(For other notation see Notation for the Special Functions.)

The main functions treated in this chapter are the Bessel functions $J_{\nu }\left(z\right)$, $Y_{\nu }\left(z\right)$; Hankel functions $H_{\nu }^{(1)}\left(z\right)$, $H_{\nu }^{(2)}\left(z\right)$; modified Bessel functions $I_{\nu }\left(z\right)$, $K_{\nu }\left(z\right)$; spherical Bessel functions ${𝗃}_n\left(z\right)$, ${𝗒}_n\left(z\right)$, ${𝗁}_n^{(1)}\left(z\right)$, ${𝗁}_n^{(2)}\left(z\right)$; modified spherical Bessel functions ${𝗂}_n^{(1)}\left(z\right)$, ${𝗂}_n^{(2)}\left(z\right)$, ${𝗄}_n\left(z\right)$; Kelvin functions ${\mathrm{ber}}_{\nu }\left(x\right)$, ${\mathrm{bei}}_{\nu }\left(x\right)$, ${\ker }_{\nu }\left(x\right)$, ${\mathrm{kei}}_{\nu }\left(x\right)$. For the spherical Bessel functions and modified spherical Bessel functions the order $n$ is a nonnegative integer.

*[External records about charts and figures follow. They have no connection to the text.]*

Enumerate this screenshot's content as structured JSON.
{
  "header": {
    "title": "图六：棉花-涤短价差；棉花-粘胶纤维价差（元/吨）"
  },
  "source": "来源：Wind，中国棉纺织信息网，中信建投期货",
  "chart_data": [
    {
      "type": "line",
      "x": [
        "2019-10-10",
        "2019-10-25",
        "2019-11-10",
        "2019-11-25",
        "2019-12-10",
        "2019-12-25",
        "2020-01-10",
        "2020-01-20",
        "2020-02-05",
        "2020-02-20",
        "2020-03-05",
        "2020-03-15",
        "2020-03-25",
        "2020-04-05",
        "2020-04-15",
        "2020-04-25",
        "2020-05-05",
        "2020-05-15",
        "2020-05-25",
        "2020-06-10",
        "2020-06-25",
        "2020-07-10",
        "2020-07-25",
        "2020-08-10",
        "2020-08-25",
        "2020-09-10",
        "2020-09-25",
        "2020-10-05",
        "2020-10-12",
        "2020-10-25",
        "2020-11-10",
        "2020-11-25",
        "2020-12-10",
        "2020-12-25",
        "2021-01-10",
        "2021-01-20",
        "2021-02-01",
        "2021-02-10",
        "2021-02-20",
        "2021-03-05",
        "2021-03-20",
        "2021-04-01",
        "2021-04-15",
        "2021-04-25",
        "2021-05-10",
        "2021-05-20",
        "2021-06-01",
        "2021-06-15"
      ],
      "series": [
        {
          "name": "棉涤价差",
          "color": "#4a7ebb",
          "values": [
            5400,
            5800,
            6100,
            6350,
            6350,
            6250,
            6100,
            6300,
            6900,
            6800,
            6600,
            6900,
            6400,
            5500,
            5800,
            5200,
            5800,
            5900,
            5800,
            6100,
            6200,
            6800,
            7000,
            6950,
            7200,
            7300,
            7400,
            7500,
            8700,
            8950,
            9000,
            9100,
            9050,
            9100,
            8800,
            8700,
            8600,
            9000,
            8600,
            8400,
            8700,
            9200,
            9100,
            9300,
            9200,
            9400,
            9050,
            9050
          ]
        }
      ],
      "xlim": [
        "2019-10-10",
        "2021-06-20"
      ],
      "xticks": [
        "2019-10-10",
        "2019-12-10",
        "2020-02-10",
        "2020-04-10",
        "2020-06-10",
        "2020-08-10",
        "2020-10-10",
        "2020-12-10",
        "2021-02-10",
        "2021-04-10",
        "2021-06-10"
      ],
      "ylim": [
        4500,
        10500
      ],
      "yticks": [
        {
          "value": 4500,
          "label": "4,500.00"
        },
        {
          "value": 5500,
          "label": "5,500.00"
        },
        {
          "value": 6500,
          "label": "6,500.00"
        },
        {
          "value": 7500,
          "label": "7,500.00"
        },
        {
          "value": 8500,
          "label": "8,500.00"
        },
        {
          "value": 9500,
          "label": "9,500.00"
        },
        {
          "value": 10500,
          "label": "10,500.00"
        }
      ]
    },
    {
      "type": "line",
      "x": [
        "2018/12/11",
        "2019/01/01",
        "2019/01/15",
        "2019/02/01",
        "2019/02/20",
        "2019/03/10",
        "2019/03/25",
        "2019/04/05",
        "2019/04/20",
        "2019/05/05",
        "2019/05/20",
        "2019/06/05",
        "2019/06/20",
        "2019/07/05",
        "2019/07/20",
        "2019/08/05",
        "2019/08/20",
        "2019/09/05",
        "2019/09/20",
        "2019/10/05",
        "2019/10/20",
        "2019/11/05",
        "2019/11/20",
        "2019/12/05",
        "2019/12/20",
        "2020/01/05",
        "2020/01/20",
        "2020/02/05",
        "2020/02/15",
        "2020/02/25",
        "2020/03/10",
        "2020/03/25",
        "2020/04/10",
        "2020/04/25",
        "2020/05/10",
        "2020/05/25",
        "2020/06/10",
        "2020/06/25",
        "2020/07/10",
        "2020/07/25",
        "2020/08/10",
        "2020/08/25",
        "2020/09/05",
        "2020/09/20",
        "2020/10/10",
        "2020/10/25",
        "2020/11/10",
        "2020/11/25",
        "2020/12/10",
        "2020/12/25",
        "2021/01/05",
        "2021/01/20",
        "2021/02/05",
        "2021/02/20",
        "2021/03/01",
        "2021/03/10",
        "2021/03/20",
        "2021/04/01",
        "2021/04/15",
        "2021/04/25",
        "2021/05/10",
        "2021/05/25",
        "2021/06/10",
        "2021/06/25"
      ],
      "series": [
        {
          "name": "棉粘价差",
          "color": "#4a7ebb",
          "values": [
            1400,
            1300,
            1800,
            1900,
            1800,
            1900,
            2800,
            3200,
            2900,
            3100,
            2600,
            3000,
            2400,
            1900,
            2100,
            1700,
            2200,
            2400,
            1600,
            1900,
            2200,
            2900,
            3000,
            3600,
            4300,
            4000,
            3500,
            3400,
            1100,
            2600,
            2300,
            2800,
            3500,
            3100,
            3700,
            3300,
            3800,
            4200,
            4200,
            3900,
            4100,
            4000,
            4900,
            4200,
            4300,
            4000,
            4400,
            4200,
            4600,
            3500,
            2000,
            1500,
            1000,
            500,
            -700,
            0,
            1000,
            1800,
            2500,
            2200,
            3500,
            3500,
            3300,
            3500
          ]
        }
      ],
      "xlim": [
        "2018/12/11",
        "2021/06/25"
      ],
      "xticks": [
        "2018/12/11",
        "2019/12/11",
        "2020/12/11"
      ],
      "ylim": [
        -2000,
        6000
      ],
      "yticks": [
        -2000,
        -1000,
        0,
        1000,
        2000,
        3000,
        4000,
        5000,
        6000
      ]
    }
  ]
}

For the other functions when the order $\nu$ is replaced by $n$, it can be any integer. For the Kelvin functions the order $\nu$ is always assumed to be real.

A common alternative notation for $Y_{\nu }\left(z\right)$ is $N_{\nu }(z)$. Other notations that have been used are as follows.

Abramowitz and Stegun (1964): $j_n(z)$, $y_n(z)$, $h_n^{(1)}(z)$, $h_n^{(2)}(z)$, for ${𝗃}_n\left(z\right)$, ${𝗒}_n\left(z\right)$, ${𝗁}_n^{(1)}\left(z\right)$, ${𝗁}_n^{(2)}\left(z\right)$, respectively, when $n\ge 0$.

Jeffreys and Jeffreys (1956): ${\mathrm{Hs}}_{\nu }(z)$ for $H_{\nu }^{(1)}\left(z\right)$, ${\mathrm{Hi}}_{\nu }(z)$ for $H_{\nu }^{(2)}\left(z\right)$, ${\mathrm{Kh}}_{\nu }(z)$ for $(2/\pi )K_{\nu }\left(z\right)$.

Whittaker and Watson (1927): $K_{\nu }\left(z\right)$ for $\cos \left(\nu \pi \right)K_{\nu }\left(z\right)$.

For older notations see British Association for the Advancement of Science (1937, pp. xix–xx) and Watson (1944, Chapters 1–3).